Journeys that could offer new ways of looking at the world might be into new lands but also could be into areas such youth markets or video gaming. Listening to the emerging segments of consumers, employees and investors can offer fresh perspectives on your organization or industry.

 

Where do you need to travel to see new ways of seeing? What journeys of exploration can you embark on? In what places are the new ideas emerging? What perspectives do you need to bring along to make sense of what you are seeing?

 

Look Across Disciplines. The University of Cambridge’s Laboratory of Molecular Biology has produced many leaders in the field of biology, with a dozen Nobel Prize winners including DNA pioneers James Watson and Francis Crick. Part of the genius of its original thinking was that the lab “welcomed researchers who wandered across disciplines and then encouraged them to interact closely.” This interdisciplinary reach and collaboration has made the laboratory a center for a series of key advances—from identifying the structure of myoglobin and other proteins to developing a method for making monoclonal antibodies.

 

Similarly the legendary medical treatment of the Mayo Clinic is based upon the insights of teams of physicians, facilitated by a culture, an incentive system and interactive technology that support collaboration.
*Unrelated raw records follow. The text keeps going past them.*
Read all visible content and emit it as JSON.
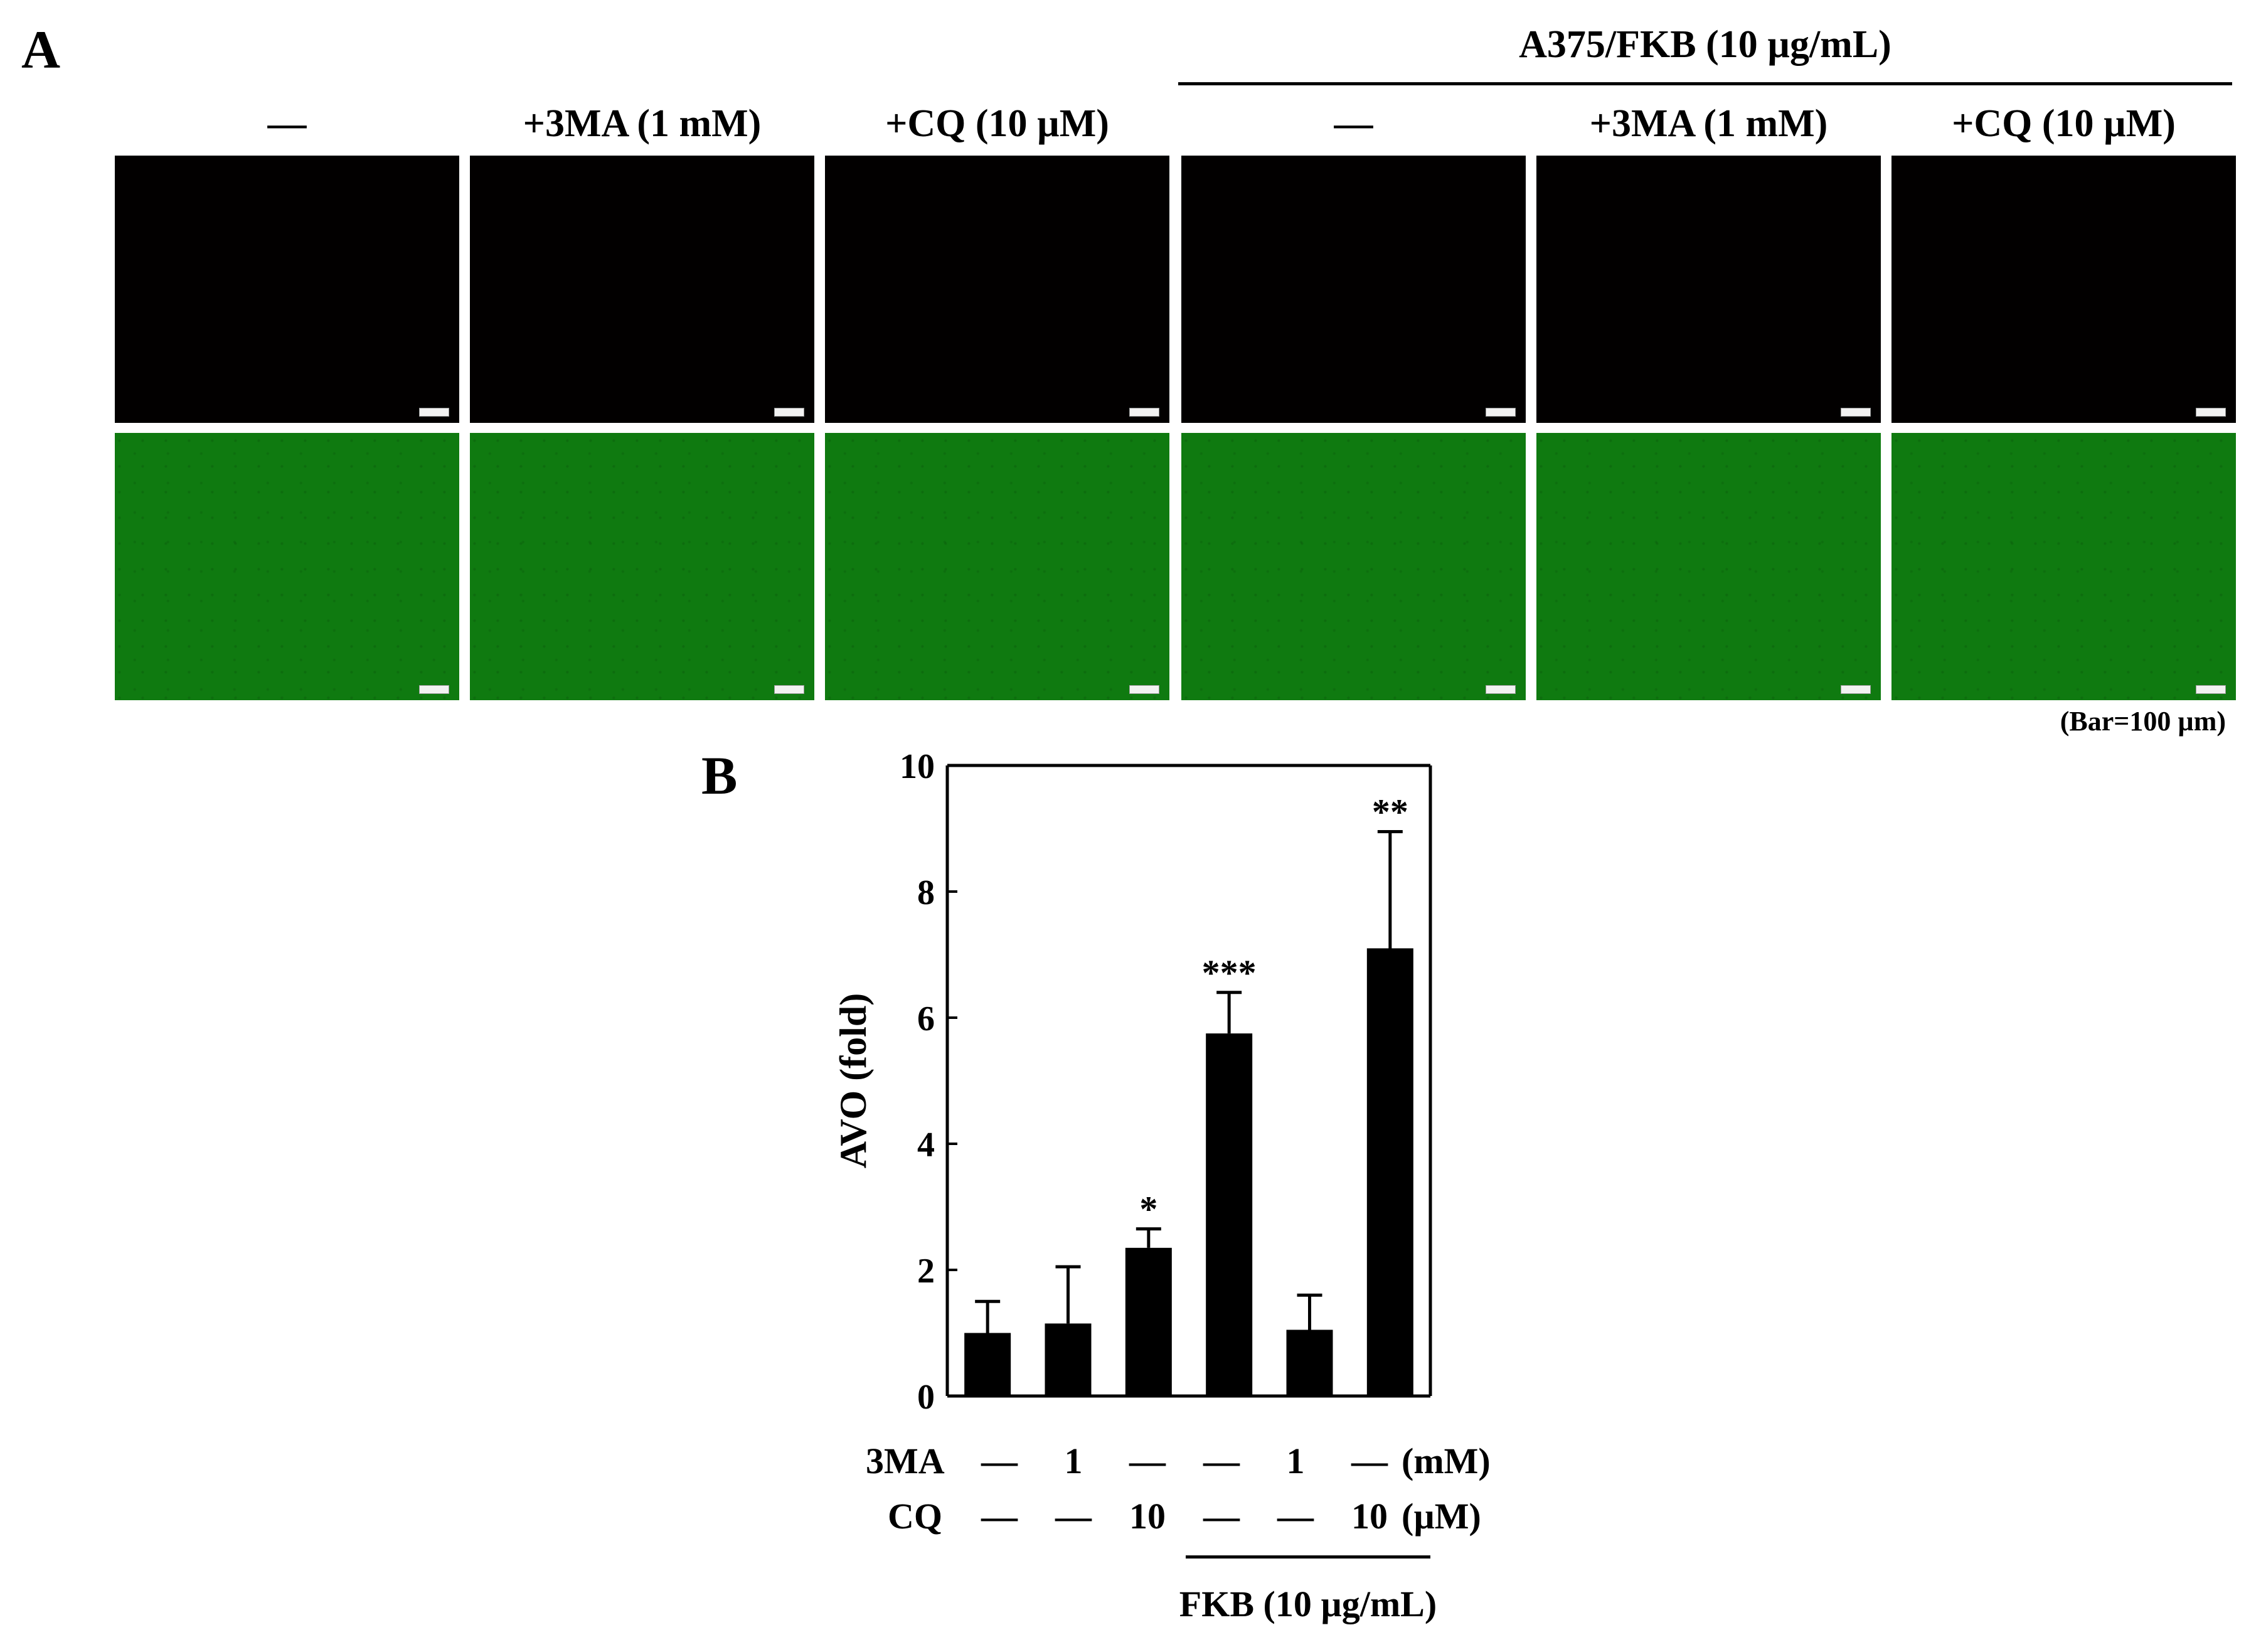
{
  "panel_a": {
    "letter": "A",
    "group_label": "A375/FKB (10 µg/mL)",
    "columns": [
      "—",
      "+3MA (1 mM)",
      "+CQ (10 µM)",
      "—",
      "+3MA (1 mM)",
      "+CQ (10 µM)"
    ],
    "scale_note": "(Bar=100 µm)",
    "row_colors": {
      "fluorescence": "#020000",
      "brightfield": "#0f7a10"
    }
  },
  "panel_b": {
    "letter": "B",
    "condition_rows": [
      {
        "label": "3MA",
        "values": [
          "—",
          "1",
          "—",
          "—",
          "1",
          "—"
        ],
        "unit": "(mM)"
      },
      {
        "label": "CQ",
        "values": [
          "—",
          "—",
          "10",
          "—",
          "—",
          "10"
        ],
        "unit": "(µM)"
      }
    ],
    "group_label": "FKB (10 µg/mL)"
  },
  "chart_data": {
    "type": "bar",
    "categories": [
      "1",
      "2",
      "3",
      "4",
      "5",
      "6"
    ],
    "values": [
      1.0,
      1.15,
      2.35,
      5.75,
      1.05,
      7.1
    ],
    "error": [
      0.5,
      0.9,
      0.3,
      0.65,
      0.55,
      1.85
    ],
    "significance": [
      "",
      "",
      "*",
      "***",
      "",
      "**"
    ],
    "ylabel": "AVO (fold)",
    "ylim": [
      0,
      10
    ],
    "yticks": [
      0,
      2,
      4,
      6,
      8,
      10
    ],
    "bar_color": "#000000"
  }
}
The organization pulls together the expertise it needs from various perspectives and clinic sites to address a patient’s specific problems.

 

Part of your own familiar territory is your education and training, and you can make new discoveries when you cross these borders. Education and training create communities that have an approved way of seeing and understanding the world. This shared view makes it easier for community members to work together. Doctors have a common mindset and language that facilitates working with others within their professions.

 

Medical doctors and chiropractors, on the other hand, live in separate universes. They often don’t have this common education and training, so they inhabit separate, and often mutually exclusive, worlds.

 

A student of physics or medicine will approach the world in a very different way than a student in the philosophy department. How often will these two be found conversing with each other? Eventually, in fact, they may lose the common language they need to communicate at all. As the two students pursue doctoral degrees, they may become so immersed and concentrated in their respective disciplines that they actually inhabit separate worlds. One of the perils of specialization is this isolation.

 

Some of the advances in physics or medicine, however, have a direct impact on philosophy, and vice versa. For example, researchers are using magnetic resonance imaging (MRI) and other scientific tools to assess brain activity while addressing ethical dilemmas that have long been a concern of philosophy. With genetic research and other innovations, many of the breakthroughs in biology depend upon computer science or engineering. Biology has been transformed in the process. Its approach, once very “soft” and qualitative, has become much more “hard” and quantitative. But these types of connections will only be recognized if the students have access to one another’s worlds.

 

While business schools have historically been organized based on academic disciplines (such as management, marketing, finance, etc.), management problems cut across disciplines. The Wharton School has reshaped its MBA program to create a much deeper interdisciplinary approach. Today’s students are empowered to develop more creative solutions to problems by looking at the same challenges from multiple perspectives.

 

A lot of the progress in different fields is at the intersection of other disciplines. How can you cross the boundaries of your education or practice to see the perspectives from other parts of your organization or other disciplines?